12. An optical device as defined in claim 10 wherein the second span of optical waveguide is formed in coil about a mandrel, having a diameter of less than 1 mm.

13. An optical waveguide device as defined in claim 10, wherein the optical waveguide is an optical fiber and wherein the first span and the second span are contiguous and wherein the second span has a plurality of coils disposed within a protective light transmissive housing.

14. An optical device for irradiating a target with light as defined in claim 1 wherein the second optical waveguide and the first optical waveguide are a same optical fiber and wherein the second optical waveguide is formed in a coil having a plurality of turns with an deceasing radius along a length thereof.

15. An optical device as defined in claim 10 wherein the coil has a decreasing radius.

16. An optical device as defined in claim 4, wherein the mandrel along a length thereof.

17. An optical device as defined in claim 1, further comprising scatterers within the waveguide for scattering light.
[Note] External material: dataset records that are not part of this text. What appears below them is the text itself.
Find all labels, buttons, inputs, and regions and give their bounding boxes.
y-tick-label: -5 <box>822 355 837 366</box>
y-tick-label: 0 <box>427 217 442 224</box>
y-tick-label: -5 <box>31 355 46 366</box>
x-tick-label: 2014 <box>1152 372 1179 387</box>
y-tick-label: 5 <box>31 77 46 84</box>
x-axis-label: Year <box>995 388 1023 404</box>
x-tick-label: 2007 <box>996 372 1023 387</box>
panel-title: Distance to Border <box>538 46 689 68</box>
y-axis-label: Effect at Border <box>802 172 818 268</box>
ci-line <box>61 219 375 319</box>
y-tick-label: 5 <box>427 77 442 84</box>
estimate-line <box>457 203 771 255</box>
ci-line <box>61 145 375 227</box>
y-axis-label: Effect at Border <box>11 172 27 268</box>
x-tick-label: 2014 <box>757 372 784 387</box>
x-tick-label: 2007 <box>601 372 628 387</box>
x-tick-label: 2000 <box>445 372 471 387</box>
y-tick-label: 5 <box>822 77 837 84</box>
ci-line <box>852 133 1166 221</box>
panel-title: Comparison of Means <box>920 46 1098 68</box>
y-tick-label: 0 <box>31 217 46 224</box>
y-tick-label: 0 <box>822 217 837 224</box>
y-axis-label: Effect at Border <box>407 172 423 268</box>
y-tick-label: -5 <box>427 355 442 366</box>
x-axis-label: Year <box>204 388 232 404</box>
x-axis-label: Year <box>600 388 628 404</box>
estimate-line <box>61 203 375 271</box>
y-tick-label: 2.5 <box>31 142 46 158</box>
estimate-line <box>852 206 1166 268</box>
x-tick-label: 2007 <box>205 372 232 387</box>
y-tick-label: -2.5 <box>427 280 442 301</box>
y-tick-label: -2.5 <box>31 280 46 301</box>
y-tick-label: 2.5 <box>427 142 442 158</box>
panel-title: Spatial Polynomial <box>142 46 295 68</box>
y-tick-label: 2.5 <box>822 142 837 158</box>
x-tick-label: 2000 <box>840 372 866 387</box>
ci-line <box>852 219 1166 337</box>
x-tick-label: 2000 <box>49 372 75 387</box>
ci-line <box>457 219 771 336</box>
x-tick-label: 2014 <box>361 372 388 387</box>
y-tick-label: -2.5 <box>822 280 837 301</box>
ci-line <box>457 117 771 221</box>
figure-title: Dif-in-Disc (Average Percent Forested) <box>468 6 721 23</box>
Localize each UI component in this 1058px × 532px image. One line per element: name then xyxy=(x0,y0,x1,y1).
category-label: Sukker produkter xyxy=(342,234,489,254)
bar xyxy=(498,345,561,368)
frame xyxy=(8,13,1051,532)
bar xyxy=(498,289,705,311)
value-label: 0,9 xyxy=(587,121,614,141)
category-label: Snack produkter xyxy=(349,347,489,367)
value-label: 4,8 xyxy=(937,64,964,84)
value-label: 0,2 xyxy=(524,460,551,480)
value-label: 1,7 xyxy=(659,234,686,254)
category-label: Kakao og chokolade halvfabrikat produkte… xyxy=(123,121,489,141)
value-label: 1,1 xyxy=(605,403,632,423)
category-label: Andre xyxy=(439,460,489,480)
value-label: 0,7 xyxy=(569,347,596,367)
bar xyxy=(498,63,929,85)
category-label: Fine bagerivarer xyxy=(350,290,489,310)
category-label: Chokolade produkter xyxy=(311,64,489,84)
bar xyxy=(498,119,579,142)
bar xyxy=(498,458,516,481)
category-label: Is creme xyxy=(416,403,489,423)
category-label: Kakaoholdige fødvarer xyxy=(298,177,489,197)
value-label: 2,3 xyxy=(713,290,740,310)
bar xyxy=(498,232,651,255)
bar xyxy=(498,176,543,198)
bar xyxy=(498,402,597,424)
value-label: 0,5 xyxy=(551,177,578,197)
18. An optical device as defined in claim 1, wherein a gain medium in the presence of a pump source is in optical communication with the first or second optical waveguides so as to provide energy to the second optical waveguide.

19. An optical device comprising an optical fiber fixedly wound on a mandrel into at least one single coil of 360 degrees wherein the bend radius of the optical fiber is less than 1 cm.

20. An optical device as defined in claim 10, wherein the second span has a diameter less than a diameter of an electromagnetic mode of the light propagating therein.